At the end of this month, Living the RomCom celebrates its 10th anniversary (while approaching its one-millionth page view), so as an exercise in altruistic narcissism (it's all about my readers!) over the next few weeks I'll be posting "reprints" of some blog entries from the past decade. Here's one that occasioned my highest number of comments, back in July, 2005...
Weepers of the World Unite
West Side Story was the first movie I ever went to without adult supervision: a Saturday matinee and an actual date, not that sixth graders Judy Gale or I would admit to as much. By the end of it, with Tony dead and Maria wailing "Come and get me, Chico!" the whole theater was knee-deep in wet Kleenex. Judy was crying and so was I. But this was long before I had any idea that it was okay to be a guy crying, so my big challenge was to be super-quiet and sneaky about it.
I surreptitiously wiped my face totally clean, hoping I could look cool when the lights came up. Secretly still shaky in the knees, I awaited earning points for my faux-stoic maturity. Judy, meanwhile, was completely soggy and still bawling as we made our way up the aisle. And she turned on me suddenly. “I can’t believe it!” Weepily enraged. “I can’t believe you didn’t cry!”
I’ve never forgotten Judy bawling me out for my faked insensitivity. And I thought of her again when I came across an article in the July issue of GQ, British edition [the current link is from GQ's own online reprint in 2011] called 50 Films That Make Men Cry. A compilation of quotes from fifty notable “men of the world” (i.e. contemporary Brits admired by GQ’s James Mullinger and John Naughton, including Danny Boyle, Ricky Gervais, and Giorgio Armani), it makes a case in its intro that:
“…Perhaps because we bottle it up so much on a daily basis and perhaps because no one is looking (we hope) and perhaps because, occasionally, movies can be moving without manipulating, the cinema is where the majority of masculine tears are shed.”

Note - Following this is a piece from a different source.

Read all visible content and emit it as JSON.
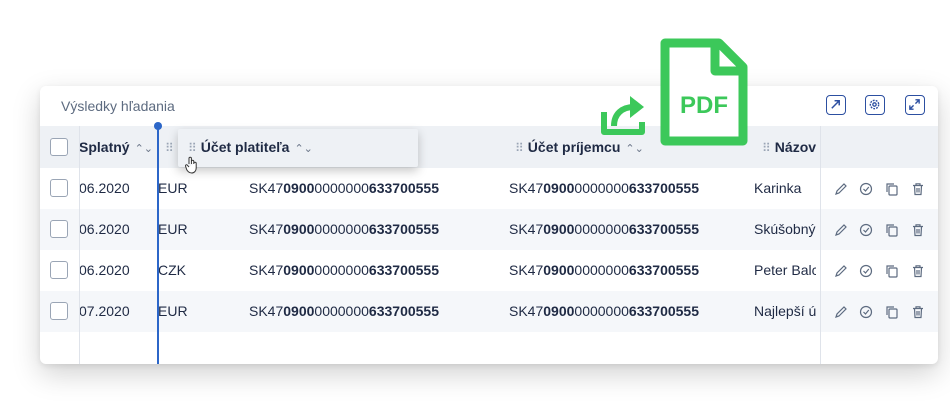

They also note “bad news for those who fear the weeper would seem to be that advancing years make us ever more likely to cry.” Oh, thanks for that, chums: more wussiness to look forward to. The film selections are wildly diverse, from The Wild Bunch (see: stoicism in the face of death, taking bullets for your buddy, etc.) to Jaws (“I was very sad when they blew up that poor fish,” says MP Boris Johnson. “Why did they kill such a beautiful creature? It was only trying to eat people.”).
A mere two out of this group of former stiff upper-lippers cited romantic comedies. As a whole, the Sniveling Fifty resists any defining pattern, save one: the sole film to get three nods is Spartacus. Now, there’s a manly men's movie if ever I saw one. It’s the every man’s “I am Spartacus!” scene that gets ‘em, and of course, the final crucifixion, though contributor Toby Young cracked me up by claiming that his I-lost-it moment (Jean Simmons holds hers and Kirk’s baby up so he can see his son before he dies) isn’t manipulative.
Not that I usually dwell on such maudlin-inity, but I can’t help posing the obvious question. All right, American guys, fess up: What’s the one movie that makes you blubber?